Tout à fait, Jean-Luc! Résultante d'un mois d'août estival (c'est bien la moindre!), la source de l'Ain a disparu pour laisser sa place à celle de l'autre. La rivière continue de couler au milieu mais n'est plus alimentée par cette résurgence vauclusienne. Tout le boulot est effectué par les affluents (dont la Serpentine) et la source principale, celle de la Papeterie, située plus en aval. Un mini-évènement, qui ne s'était pas produit depuis au moins quatre ans, et qui a motivé le déplacement d'un envoyé spécial du Blog d'Olif.

La source de l'Ain, en août 2006
La même en août 2009, après une grosse soif.
Introduire, ne fut-ce qu'un orteil, dans cette cavité béante aux parois humides est un moment réellement impressionnant.
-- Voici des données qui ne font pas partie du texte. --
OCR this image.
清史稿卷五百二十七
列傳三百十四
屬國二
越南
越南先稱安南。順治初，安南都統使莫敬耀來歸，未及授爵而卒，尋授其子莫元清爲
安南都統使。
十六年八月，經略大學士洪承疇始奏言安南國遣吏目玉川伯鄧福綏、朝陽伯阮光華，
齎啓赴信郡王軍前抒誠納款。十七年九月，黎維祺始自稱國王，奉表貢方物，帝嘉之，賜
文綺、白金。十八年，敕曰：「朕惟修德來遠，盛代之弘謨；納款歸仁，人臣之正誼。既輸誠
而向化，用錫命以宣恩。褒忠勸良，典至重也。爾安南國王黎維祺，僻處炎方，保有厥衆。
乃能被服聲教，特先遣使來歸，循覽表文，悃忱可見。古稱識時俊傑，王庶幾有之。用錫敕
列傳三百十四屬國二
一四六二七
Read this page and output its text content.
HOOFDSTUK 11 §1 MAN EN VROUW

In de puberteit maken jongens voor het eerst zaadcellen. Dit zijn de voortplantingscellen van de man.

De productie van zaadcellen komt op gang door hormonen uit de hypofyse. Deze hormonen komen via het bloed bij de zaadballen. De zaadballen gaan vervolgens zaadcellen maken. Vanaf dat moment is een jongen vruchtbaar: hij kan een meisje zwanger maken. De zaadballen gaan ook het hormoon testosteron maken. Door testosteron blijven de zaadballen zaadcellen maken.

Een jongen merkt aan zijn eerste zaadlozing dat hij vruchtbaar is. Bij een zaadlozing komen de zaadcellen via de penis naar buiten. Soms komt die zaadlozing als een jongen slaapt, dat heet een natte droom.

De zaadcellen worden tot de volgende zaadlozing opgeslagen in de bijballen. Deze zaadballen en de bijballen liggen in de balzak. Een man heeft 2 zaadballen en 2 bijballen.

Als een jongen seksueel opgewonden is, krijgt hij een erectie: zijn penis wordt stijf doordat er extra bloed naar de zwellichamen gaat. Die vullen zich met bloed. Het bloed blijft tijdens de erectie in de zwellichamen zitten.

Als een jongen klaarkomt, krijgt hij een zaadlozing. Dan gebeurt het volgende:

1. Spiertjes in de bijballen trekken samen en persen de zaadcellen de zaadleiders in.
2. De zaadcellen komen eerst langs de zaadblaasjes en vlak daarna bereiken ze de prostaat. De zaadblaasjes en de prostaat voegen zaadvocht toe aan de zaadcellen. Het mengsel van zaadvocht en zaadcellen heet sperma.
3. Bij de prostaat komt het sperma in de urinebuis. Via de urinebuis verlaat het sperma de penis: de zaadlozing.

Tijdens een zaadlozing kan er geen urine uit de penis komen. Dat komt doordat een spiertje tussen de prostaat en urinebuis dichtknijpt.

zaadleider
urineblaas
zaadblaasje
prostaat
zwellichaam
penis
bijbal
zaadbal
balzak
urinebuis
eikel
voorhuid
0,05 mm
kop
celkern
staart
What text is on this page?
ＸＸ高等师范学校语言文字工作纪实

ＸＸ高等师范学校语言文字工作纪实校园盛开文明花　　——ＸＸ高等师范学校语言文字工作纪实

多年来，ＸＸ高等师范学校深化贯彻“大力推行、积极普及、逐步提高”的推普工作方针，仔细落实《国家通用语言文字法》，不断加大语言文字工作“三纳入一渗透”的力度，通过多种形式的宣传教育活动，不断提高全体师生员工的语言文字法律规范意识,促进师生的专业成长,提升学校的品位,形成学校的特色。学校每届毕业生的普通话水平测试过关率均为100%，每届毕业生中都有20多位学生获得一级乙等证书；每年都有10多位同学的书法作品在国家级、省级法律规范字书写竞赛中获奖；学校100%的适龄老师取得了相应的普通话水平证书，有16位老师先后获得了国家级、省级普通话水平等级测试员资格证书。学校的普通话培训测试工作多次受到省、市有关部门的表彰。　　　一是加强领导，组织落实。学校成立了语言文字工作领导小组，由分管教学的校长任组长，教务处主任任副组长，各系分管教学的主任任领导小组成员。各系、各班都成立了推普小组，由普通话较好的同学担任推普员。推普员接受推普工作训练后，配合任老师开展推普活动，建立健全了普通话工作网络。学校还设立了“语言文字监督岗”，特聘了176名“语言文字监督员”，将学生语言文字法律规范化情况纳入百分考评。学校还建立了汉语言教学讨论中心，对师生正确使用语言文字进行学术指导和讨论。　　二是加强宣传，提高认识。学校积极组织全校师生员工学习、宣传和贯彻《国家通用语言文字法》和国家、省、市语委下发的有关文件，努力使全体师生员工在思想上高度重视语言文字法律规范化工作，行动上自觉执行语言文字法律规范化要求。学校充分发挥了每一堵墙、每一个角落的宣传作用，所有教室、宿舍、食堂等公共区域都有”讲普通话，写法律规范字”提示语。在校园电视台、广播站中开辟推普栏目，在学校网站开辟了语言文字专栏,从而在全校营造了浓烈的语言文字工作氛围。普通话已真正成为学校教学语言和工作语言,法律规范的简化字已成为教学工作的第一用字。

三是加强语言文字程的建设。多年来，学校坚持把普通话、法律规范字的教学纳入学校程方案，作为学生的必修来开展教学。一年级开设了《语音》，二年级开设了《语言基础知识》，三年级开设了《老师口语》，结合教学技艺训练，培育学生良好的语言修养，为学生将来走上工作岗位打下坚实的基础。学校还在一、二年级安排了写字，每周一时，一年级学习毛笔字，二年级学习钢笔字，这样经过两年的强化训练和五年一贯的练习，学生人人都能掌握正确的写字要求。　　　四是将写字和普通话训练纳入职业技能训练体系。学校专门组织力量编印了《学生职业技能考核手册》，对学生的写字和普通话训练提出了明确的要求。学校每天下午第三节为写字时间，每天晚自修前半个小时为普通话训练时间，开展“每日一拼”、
Se laisser glisser dans la pente à pas feutrés, en bravant l'interdit affiché sur le côté, procure un petit frisson agréable le long de l'échine, qui s'accentue au fur et à mesure que l'on s'approche du fond. S'en extirper, la tête la première, est comme une seconde naissance, un moment que je n'avais pas vécu depuis 46 ans!
Nul doute possible, l'Origine du monde se trouve bien à Conte, petit village du premier plateau jurassien.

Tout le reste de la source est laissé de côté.